I also agree with tokenized field caching, which is a use case for nutch. Let me elaborate on the use case. In a nutch deployment, we generate indexes from the web documents, and indeed the set of fields is known a priori. Then the indexes are distributed to several index servers running on hadoop's RPC calls. Then the query is sent to all of the index servers, the results are collected and merged on the fly. Since the indexes need not be disjoint(since crawling is an adaptive process) the results should be merged, without having a document more then once. So we need a unique key to represent the document. Default nutch codebase uses the site field(url's hostname), which is untokenized for such a task, and allow only 1 - 2 documents from a site in the search results. For obvious performance reasons, the site field is cached in the index servers with FieldCache.getStrings(). The problem arises when we want to show more than one result from a specific site (for example in a site:apache.org query ), and if we have the same url indexed in more than one index server. We use the tokenized url field in the FieldCache, then deleting duplicates becomes error prone. Since we use FieldCache.getStrings() rather that FieldCache.getStringIndex(), the problem here is not tokenized field sorting, but tokenized field not caching correctly, an example of which is an array like [com, edu. www, youtube, ] from the getStrings() method(for each doc, only a token is returned, rather than the whole url).
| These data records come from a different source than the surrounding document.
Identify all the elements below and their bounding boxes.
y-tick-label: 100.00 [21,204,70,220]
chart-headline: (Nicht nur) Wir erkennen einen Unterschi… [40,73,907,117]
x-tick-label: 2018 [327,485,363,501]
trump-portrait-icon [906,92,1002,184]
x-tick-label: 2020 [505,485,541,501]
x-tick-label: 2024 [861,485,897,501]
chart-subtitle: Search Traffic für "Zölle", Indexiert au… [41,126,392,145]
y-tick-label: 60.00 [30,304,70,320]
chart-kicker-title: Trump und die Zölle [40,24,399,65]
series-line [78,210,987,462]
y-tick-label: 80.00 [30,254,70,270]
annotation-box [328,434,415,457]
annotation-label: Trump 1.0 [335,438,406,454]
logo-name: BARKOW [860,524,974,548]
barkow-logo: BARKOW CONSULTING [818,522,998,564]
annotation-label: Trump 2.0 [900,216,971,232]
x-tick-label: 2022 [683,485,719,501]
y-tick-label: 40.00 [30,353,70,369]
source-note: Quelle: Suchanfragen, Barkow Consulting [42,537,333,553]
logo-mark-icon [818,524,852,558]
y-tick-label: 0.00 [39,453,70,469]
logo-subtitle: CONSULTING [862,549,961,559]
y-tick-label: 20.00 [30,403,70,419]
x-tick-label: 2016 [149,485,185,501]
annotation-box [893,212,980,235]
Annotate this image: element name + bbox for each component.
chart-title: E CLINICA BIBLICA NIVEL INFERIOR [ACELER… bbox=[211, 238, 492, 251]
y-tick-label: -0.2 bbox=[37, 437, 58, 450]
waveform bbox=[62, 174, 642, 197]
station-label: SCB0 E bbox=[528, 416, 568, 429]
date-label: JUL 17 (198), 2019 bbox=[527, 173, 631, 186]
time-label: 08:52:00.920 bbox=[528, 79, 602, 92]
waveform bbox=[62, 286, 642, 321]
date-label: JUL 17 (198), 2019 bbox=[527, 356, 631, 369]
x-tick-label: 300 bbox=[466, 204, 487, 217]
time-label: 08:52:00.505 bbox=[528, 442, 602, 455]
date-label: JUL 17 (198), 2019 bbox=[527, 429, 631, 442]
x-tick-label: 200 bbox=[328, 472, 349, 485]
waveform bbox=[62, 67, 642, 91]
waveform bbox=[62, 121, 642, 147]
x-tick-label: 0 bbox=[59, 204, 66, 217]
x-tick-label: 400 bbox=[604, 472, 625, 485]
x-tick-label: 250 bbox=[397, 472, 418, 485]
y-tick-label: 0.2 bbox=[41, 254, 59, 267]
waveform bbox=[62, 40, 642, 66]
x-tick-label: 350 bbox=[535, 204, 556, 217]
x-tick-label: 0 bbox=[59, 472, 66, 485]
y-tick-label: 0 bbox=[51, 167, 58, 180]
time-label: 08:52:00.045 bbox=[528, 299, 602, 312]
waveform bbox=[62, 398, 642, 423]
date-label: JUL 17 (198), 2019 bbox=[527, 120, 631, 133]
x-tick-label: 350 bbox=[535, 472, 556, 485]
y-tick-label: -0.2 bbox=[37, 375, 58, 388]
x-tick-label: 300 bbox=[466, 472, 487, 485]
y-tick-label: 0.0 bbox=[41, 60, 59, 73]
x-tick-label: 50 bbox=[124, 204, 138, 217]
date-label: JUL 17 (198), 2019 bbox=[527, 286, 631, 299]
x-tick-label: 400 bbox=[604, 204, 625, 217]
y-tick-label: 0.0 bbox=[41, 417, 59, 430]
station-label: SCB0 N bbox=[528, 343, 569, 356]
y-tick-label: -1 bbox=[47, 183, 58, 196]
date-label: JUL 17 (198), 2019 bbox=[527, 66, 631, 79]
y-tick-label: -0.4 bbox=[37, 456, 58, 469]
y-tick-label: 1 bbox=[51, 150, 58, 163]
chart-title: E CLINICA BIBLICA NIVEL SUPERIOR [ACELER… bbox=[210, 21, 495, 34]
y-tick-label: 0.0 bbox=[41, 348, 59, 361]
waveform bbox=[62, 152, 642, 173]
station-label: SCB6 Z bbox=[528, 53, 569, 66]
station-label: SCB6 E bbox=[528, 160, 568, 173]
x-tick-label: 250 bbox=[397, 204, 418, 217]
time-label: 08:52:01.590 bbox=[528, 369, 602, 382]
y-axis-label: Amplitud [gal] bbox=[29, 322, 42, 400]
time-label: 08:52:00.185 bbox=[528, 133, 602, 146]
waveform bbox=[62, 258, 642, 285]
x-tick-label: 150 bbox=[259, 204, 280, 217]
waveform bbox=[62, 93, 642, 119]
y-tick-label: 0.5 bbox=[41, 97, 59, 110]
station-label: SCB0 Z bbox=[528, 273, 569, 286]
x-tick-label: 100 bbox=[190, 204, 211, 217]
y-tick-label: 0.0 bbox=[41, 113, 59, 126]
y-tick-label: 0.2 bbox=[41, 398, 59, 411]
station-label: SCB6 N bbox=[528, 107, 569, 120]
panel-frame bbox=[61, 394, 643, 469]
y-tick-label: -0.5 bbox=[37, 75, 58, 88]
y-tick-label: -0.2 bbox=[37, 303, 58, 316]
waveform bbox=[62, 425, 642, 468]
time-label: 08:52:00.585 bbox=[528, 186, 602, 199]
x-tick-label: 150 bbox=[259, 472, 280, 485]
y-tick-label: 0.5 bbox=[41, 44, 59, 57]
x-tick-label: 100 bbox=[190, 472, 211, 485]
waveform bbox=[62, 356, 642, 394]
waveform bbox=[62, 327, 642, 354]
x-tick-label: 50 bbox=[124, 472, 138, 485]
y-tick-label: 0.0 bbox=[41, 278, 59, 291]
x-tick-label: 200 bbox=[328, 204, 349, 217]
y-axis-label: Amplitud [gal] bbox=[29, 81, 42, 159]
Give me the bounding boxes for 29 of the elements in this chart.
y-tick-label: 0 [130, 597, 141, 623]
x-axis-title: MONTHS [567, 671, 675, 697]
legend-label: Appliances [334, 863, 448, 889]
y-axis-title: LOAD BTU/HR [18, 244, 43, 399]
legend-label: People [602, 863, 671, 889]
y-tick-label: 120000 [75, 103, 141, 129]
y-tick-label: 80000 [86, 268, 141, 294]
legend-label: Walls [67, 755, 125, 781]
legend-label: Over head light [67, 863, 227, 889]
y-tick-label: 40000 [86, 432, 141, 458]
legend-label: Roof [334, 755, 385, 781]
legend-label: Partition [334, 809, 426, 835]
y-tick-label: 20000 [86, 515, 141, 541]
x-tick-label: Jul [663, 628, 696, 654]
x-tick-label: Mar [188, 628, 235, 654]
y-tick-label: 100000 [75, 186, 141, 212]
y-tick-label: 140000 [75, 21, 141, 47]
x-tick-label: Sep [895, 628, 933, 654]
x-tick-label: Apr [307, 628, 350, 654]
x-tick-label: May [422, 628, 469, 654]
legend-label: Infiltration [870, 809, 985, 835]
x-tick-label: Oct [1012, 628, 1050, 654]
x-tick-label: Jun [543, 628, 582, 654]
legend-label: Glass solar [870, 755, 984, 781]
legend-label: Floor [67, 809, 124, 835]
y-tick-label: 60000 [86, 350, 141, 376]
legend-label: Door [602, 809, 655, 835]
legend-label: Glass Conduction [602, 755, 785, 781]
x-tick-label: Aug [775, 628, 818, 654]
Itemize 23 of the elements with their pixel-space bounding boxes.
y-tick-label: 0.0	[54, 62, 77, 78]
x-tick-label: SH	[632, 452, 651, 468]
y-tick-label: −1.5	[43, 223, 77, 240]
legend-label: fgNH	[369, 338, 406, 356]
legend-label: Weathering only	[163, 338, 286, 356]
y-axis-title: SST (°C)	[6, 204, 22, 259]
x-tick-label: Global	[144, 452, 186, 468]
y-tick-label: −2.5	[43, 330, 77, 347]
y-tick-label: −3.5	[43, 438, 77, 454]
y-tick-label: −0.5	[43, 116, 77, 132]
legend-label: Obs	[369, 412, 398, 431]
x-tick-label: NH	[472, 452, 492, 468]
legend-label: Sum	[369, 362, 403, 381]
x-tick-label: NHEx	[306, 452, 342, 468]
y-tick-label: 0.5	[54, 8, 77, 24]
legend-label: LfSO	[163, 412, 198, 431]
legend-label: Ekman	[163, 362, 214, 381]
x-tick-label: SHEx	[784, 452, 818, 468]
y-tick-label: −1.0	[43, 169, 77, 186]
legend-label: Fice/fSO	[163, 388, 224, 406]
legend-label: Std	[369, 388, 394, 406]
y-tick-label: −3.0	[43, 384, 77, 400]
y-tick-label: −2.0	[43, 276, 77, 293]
Well, if you are still with me, here is my proposal :
1. in FieldCacheImpl.java in both getStrings and getStringIndex functions add
Field docField = getField(reader, field);
if (docField != null && docField.isStored() && docField.isTokenized())
throw new RuntimeException("Caching in Tokenized Fields is not allowed");
2. subclass FieldCacheImpl as StoredFieldCacheImpl and implement stored field caching there, delegating untokenized fields to super class
3. add the implementation to FieldCache.java :
public static FieldCache DEFAULT = new FieldCacheImpl();
public static FieldCache STORED_CACHE = new StoredCacheImpl();
this way both lucene internals will not be affected and a stored field caching could be performed.